The first talk by Chris Hodson, Oxford Instruments Product Manager for Power Semiconductor and ICT devices will present ‘Plasma etch and deposition processes for GaN and SiC power semiconductor devices’, and will be followed by Professor Iain Thayne, University of Glasgow Professor Ultrafast Systems (Electronic and Nanoscale Engineering) who will discuss ‘Silicon Compatible GaN Power Electronics’.
Professor Thayne is lead investigator on the UK PowerGaN Consortium, a £6.2 million, five year Programme Grant funded by EPSRC, comprising 33 researchers from the Universities of Bristol, Cambridge, Glasgow, Liverpool, Manchester, Nottingham and Sheffield investigating silicon compatible GaN power electronics components.

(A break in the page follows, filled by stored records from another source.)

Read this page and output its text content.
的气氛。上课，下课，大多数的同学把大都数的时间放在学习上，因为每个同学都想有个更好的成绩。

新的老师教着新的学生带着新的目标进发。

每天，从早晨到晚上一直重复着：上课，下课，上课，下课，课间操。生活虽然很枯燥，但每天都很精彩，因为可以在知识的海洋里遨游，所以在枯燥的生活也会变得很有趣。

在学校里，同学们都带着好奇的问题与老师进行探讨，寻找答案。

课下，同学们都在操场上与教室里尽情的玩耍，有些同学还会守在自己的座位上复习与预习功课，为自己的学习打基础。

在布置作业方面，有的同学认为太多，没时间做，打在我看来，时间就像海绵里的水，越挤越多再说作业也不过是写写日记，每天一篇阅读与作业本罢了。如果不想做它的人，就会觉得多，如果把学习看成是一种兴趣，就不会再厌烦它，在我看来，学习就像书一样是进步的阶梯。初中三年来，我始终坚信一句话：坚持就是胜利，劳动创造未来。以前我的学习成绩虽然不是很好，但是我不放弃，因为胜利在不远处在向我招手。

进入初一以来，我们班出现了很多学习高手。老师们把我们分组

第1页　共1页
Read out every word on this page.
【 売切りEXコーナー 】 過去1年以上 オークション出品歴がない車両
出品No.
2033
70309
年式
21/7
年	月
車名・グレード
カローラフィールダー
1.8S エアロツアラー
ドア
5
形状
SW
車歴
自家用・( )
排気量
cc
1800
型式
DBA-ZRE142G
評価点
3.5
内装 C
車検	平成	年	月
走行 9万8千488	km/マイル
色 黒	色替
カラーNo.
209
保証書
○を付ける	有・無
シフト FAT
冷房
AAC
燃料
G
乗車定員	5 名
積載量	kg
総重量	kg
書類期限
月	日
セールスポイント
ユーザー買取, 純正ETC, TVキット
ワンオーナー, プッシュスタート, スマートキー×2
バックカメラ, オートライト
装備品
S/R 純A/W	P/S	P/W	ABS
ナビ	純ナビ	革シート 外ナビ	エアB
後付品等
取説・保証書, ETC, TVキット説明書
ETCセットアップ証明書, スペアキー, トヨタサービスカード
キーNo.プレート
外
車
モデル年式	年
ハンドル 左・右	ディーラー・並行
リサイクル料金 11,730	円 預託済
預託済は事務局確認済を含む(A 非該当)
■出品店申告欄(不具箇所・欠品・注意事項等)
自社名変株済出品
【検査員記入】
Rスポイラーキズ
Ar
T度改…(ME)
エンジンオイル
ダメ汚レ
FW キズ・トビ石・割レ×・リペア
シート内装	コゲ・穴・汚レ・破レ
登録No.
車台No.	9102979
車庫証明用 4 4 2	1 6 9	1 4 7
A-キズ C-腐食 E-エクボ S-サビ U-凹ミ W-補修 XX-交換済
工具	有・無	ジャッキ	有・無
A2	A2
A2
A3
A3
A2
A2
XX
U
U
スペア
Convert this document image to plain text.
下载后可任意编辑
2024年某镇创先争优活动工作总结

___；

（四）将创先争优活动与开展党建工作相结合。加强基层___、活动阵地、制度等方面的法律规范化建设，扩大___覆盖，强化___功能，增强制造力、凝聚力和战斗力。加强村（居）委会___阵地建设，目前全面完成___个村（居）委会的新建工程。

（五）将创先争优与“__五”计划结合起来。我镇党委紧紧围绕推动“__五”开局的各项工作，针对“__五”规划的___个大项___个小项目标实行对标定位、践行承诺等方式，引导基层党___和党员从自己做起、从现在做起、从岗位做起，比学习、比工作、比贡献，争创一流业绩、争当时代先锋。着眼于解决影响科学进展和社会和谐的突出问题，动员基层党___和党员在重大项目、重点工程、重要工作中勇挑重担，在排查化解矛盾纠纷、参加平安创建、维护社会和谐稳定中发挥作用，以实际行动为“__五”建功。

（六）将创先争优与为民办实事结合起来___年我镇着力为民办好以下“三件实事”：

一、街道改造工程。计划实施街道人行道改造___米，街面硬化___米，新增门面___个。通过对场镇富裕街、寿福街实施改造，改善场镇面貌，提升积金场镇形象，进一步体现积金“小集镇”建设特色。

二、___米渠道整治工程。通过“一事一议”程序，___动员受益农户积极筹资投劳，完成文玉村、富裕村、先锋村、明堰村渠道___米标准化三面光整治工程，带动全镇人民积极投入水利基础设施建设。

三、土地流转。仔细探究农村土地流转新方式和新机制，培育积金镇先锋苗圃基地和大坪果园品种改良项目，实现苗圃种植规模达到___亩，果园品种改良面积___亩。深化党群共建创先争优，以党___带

“Glasgow University and the UK PowerGAN Consortium are undertaking leading research using Oxford Instruments' high technology equipment, as the power semiconductor market moves towards GaN-on-Si.”, comments Chris Hodson, Product Manager at Oxford Instruments. “Successful development of GaN-on-Si enables the use of low cost, large diameter substrates and easier routes to high volume manufacture of power devices. This offers better performance and levels of efficiency than those presently available, and results in smaller, less costly, better performing and more efficient power devices, with improved commercial rewards.”
This webinar will be of interest to process and device fabrication researchers and engineers in wide band gap devices.
A live question-and-answer session will follow the presentation.
The complementary webinar will be presented on July 8th 2015 at 4pm (UK)
For full details and free registration: www.oxford-instruments.com/power
About Oxford Instruments plc
Oxford Instruments designs, supplies and supports high-technology tools and systems with a focus on research and industrial applications. Innovation has been the driving force behind Oxford Instruments' growth and success for over 50 years, and its strategy is to effect the successful commercialisation of these ideas by bringing them to market in a timely and customer-focused fashion.
The first technology business to be spun out from Oxford University, Oxford Instruments is now a global company with over 2300 staff worldwide and is listed on the FTSE250 index of the London Stock Exchange (OXIG). Its objective is to be the leading provider of new generation tools and systems for the research and industrial sectors with a focus on nanotechnology. Its key market sectors include nano-fabrication and nano-materials. The company’s strategy is to expand the business into the life sciences arena, where nanotechnology and biotechnology intersect
This involves the combination of core technologies in areas such as low temperature, high magnetic field and ultra high vacuum environments; Nuclear Magnetic Resonance; x-ray, electron, laser and optical based metrology; atomic force microscopy; optical imaging; advanced growth, deposition and etching.
Oxford Instruments aims to pursue responsible development and deeper understanding of our world through science and technology. Its products, expertise, and ideas address global issues such as energy, environment, security and health.
About Oxford Instruments Plasma Technology
Oxford Instruments Plasma Technology offers flexible, configurable process tools and leading-edge processes for the precise, controllable and repeatable engineering of micro- and nano-structures. Our systems provide process solutions for the etching of nanometre sized features, nanolayer deposition and the controlled growth of nanostructures.
These solutions are based on core technologies in plasma-enhanced deposition and etch, ion-beam deposition and etch, atomic layer deposition, deep silicon etch and physical vapour deposition. Products range from compact stand-alone systems for R&D, through batch tools and up to clustered cassette-to-cassette platforms for high-throughput production processing.